Human Motion Capture from Loose and Sparse Inertial Sensors with Garment-aware Diffusion Models

TL;DR

This paper introduces GaIP, a novel diffusion model-based approach for estimating full-body human poses from sparse, loosely attached inertial sensors, addressing real-world variability in sensor placement.

Contribution

The paper presents a garment-aware diffusion model that improves pose estimation accuracy from loose IMU data, a significant advancement over existing tightly-attached sensor methods.

Findings

Outperforms state-of-the-art inertial pose estimators quantitatively.

Synthesizes realistic loose IMU data using transformer-based diffusion models.
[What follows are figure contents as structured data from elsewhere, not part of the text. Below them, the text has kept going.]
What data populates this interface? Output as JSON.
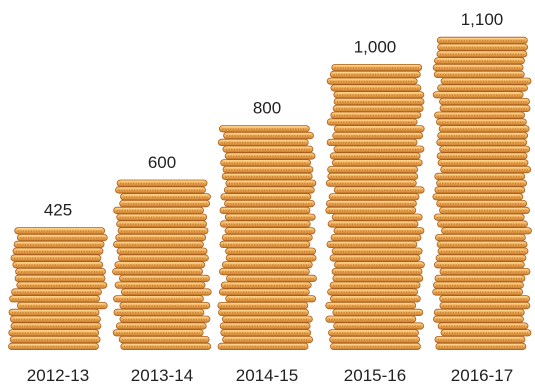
{
  "chart_data": {
    "type": "bar",
    "title": "",
    "xlabel": "",
    "ylabel": "",
    "categories": [
      "2012-13",
      "2013-14",
      "2014-15",
      "2015-16",
      "2016-17"
    ],
    "values": [
      425,
      600,
      800,
      1000,
      1100
    ],
    "value_labels": [
      "425",
      "600",
      "800",
      "1,000",
      "1,100"
    ],
    "ylim": [
      0,
      1100
    ],
    "grid": false,
    "legend": "none",
    "mark_style": "stacked-coins",
    "colors": {
      "coin_face": "#F0B25C",
      "coin_edge": "#C97A2C",
      "coin_rim": "#A85F1F",
      "coin_highlight": "#FFD48F",
      "text": "#222222"
    }
  }
}
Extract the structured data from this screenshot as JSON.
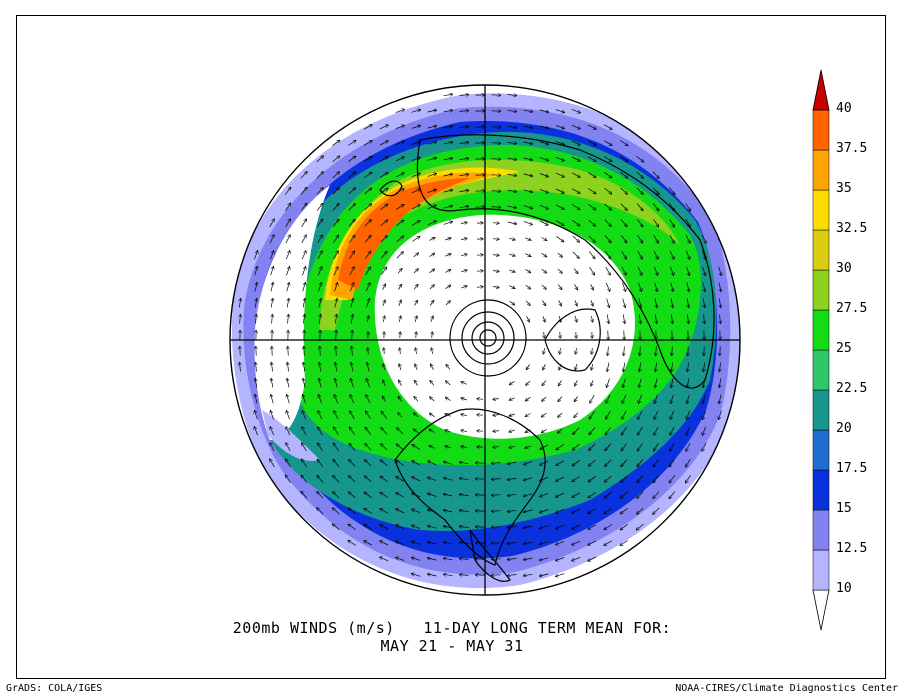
{
  "title": {
    "line1": "200mb WINDS (m/s)   11-DAY LONG TERM MEAN FOR:",
    "line2": "MAY 21 - MAY 31"
  },
  "footer": {
    "left": "GrADS: COLA/IGES",
    "right": "NOAA-CIRES/Climate Diagnostics Center"
  },
  "colorbar": {
    "units": "m/s",
    "levels": [
      "10",
      "12.5",
      "15",
      "17.5",
      "20",
      "22.5",
      "25",
      "27.5",
      "30",
      "32.5",
      "35",
      "37.5",
      "40"
    ],
    "colors": [
      "#ffffff",
      "#b4b4ff",
      "#8282f0",
      "#0a32dc",
      "#1e6ed2",
      "#16968c",
      "#2ec86a",
      "#14dc14",
      "#8cd21e",
      "#dccd14",
      "#ffdc00",
      "#ffa500",
      "#ff6400",
      "#c80000"
    ]
  },
  "map": {
    "projection": "north polar stereographic",
    "field": "200mb wind speed with wind vectors",
    "jet_core_region": "North Pacific (near Japan)",
    "jet_core_max": "37.5"
  }
}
Enhances pose estimation robustness by incorporating garment-related parameters.

Abstract

Motion capture using sparse inertial sensors has shown great promise due to its portability and lack of occlusion issues compared to camera-based tracking. Existing approaches typically assume that IMU sensors are tightly attached to the human body. However, this assumption often does not hold in real-world scenarios. In this paper, we present Garment Inertial Poser (GaIP), a method for estimating full-body poses from sparse and loosely attached IMU sensors. We first simulate IMU recordings using an existing garment-aware human motion dataset. Our transformer-based diffusion models synthesize loose IMU data and estimate human poses from this challenging loose IMU data. We also demonstrate that incorporating garment-related parameters during training on loose IMU data effectively maintains expressiveness and enhances the ability to capture variations introduced by looser or tighter garments. Our experiments show that our diffusion methods trained on simulated and synthetic data outperform state-of-the-art inertial full-body pose estimators, both quantitatively and qualitatively, opening up a promising direction for future research on motion capture from such realistic sensor placements.